OptionValueDescriptionDefault
<POS_FILE>FilePosition file generated by Smash++ in *.pos or *.json format.Required
-o, --output<SVG_FILE>Output SVG path.map.svg
-rn, --reference-name<STRING>Override the displayed reference label.Header value
-tn, --target-name<STRING>Override the displayed target label.Header value
-l, --link<INT>Link style between the two maps.1
-c, --color<INT>Color mode: 0 or 1.0
-p, --opacity<FLOAT>Connector opacity.0.9
-w, --width<INT>Sequence bar width.10
-s, --space<INT>Space between sequences.40
-tc, --total-colors<INT>Total number of colors to use.Auto
-rt, --reference-tick<INT>Reference tick spacing.Auto
-tt, --target-tick<INT>Target tick spacing.Auto
-th, --tick-human-readable<INT>Human-readable tick labels: 0 false, 1 true.1
-m, --min-block-size<INT>Minimum block size to display.1
-vv, --vertical-view-Render a vertical layout.Disabled
-nrr, --no-relative-redundancy-Hide relative redundancy coloring.Disabled
-nr, --no-redundancy-Hide redundancy coloring.Disabled
-ni, --no-inverted-Hide inverted matches.Disabled
-ng, --no-regular-Hide regular matches.Disabled
-n, --show-N-Highlight N bases.Disabled
-stat, --statistics-Save statistics to CSV.stat.csv
-h, --help-Show the help message.-
-v, --verbose-Print detailed plotting information.Disabled
-V, --version-Show the program version.-

Example

After running the default installer, the example workflow looks like this:

cd example
../dist/bin/smashpp -r ref -t tar
../dist/bin/smashpp viz -o example.svg ref.tar.pos

JSON output is available too:

cd example
../dist/bin/smashpp --reference ref --target tar --format json
../dist/bin/smashpp viz --output example.svg ref.tar.json

If smashpp is already on your PATH, you can drop the ../dist/bin/ prefix.

Testing and Benchmarks

After configuring and building from source, run the regression suite with:

ctest --test-dir build --output-on-failure

To make warnings fail the build in local development or CI, configure with:

cmake -S . -B build -DSMASHPP_STRICT_WARNINGS=ON

The repository also includes CMake presets for common maintainer workflows:

cmake --preset strict
cmake --build --preset strict
ctest --preset strict

Focused test labels are available for narrower checks, for example:

ctest --preset strict -L compatibility
ctest --preset strict -L packaging
ctest --preset benchmark-smoke

For local performance checks, run the benchmark target:

cmake --build build --target smashpp-benchmark

To compare against another executable configure with:

cmake -S . -B build -DSMASHPP_BENCHMARK_BASELINE=/path/to/other/smashpp
cmake --build build --target smashpp-benchmark

The benchmark generates deterministic small and large inputs and writes timing rows to build/benchmarks/summary.csv. When a baseline executable is configured, it also writes build/benchmarks/comparison.csv with median timings and speedups for each scenario. The default large benchmark input is 256 MiB per file. Override the generated input sizes with byte counts when you need a shorter smoke run or a larger production check:

cmake -S . -B build \
  -DSMASHPP_BENCHMARK_SMALL_BYTES=131072 \
  -DSMASHPP_BENCHMARK_LARGE_BYTES=268435456

Use the same compiler, build type, input sizes, and machine when comparing results.

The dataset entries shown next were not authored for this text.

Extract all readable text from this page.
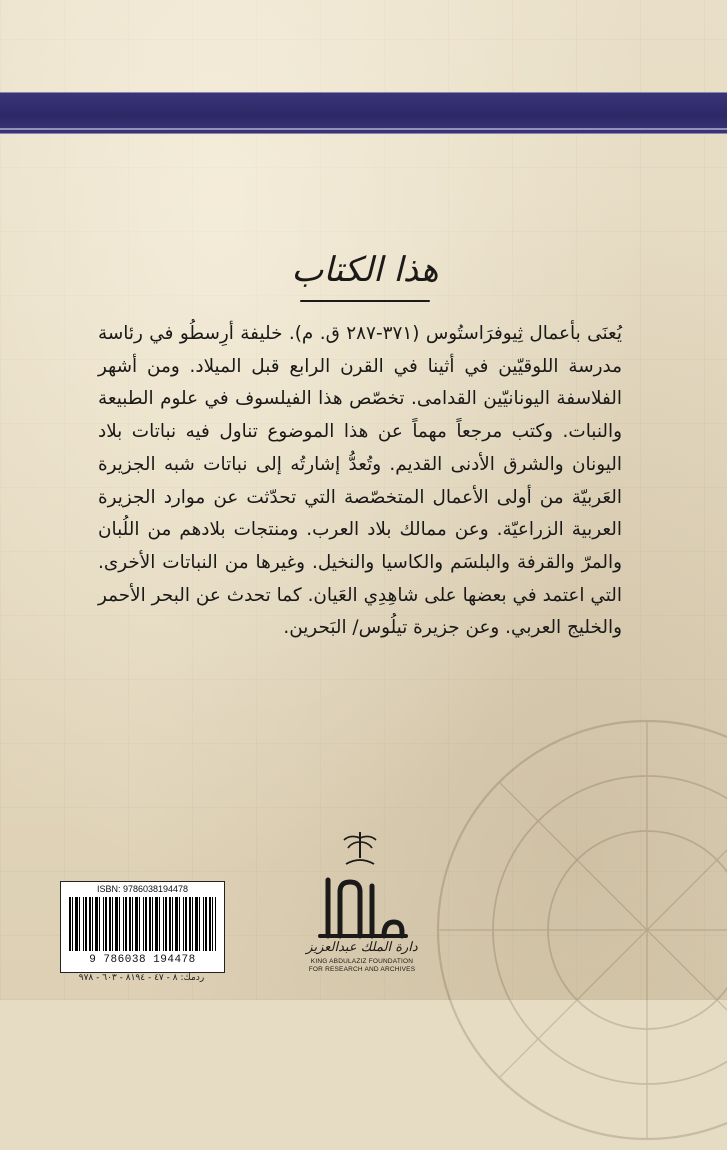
هذا الكتاب

يُعنَى بأعمال ثِيوفرَاستُوس (٣٧١-٢٨٧ ق. م). خليفة أرِسطُو في رئاسة مدرسة اللوقيّين في أثينا في القرن الرابع قبل الميلاد. ومن أشهر الفلاسفة اليونانيّين القدامى. تخصّص هذا الفيلسوف في علوم الطبيعة والنبات. وكتب مرجعاً مهماً عن هذا الموضوع تناول فيه نباتات بلاد اليونان والشرق الأدنى القديم. وتُعدُّ إشارتُه إلى نباتات شبه الجزيرة العَربيّة من أولى الأعمال المتخصّصة التي تحدّثت عن موارد الجزيرة العربية الزراعيّة. وعن ممالك بلاد العرب. ومنتجات بلادهم من اللُبان والمرّ والقرفة والبلسَم والكاسيا والنخيل. وغيرها من النباتات الأخرى. التي اعتمد في بعضها على شاهِدِي العَيان. كما تحدث عن البحر الأحمر والخليج العربي. وعن جزيرة تيلُوس/ البَحرين.

ISBN: 9786038194478
9 786038 194478
ردمك: ٨ - ٤٧ - ٨١٩٤ - ٦٠٣ - ٩٧٨
دارة الملك عبدالعزيز
KING ABDULAZIZ FOUNDATION
FOR RESEARCH AND ARCHIVES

To create portable release archives from the install rules, run:

cmake --build build --target package

The archives are written to build/packages/.

Cite

If you find Smash++ useful in your research, please acknowledge our work by citing:

  • M. Hosseini, D. Pratas, B. Morgenstern, A.J. Pinho, "Smash++: an alignment-free and memory-efficient tool to find genomic rearrangements," GigaScience, vol. 9, no. 5, 2020. DOI: 10.1093/gigascience/giaa048

Issues

If you encounter an issue, please let us know.

Contributing

Development workflow, testing, benchmarking, and pull request guidance are in CONTRIBUTING.md.

License

Smash++ is distributed under the GNU GPL v3 license.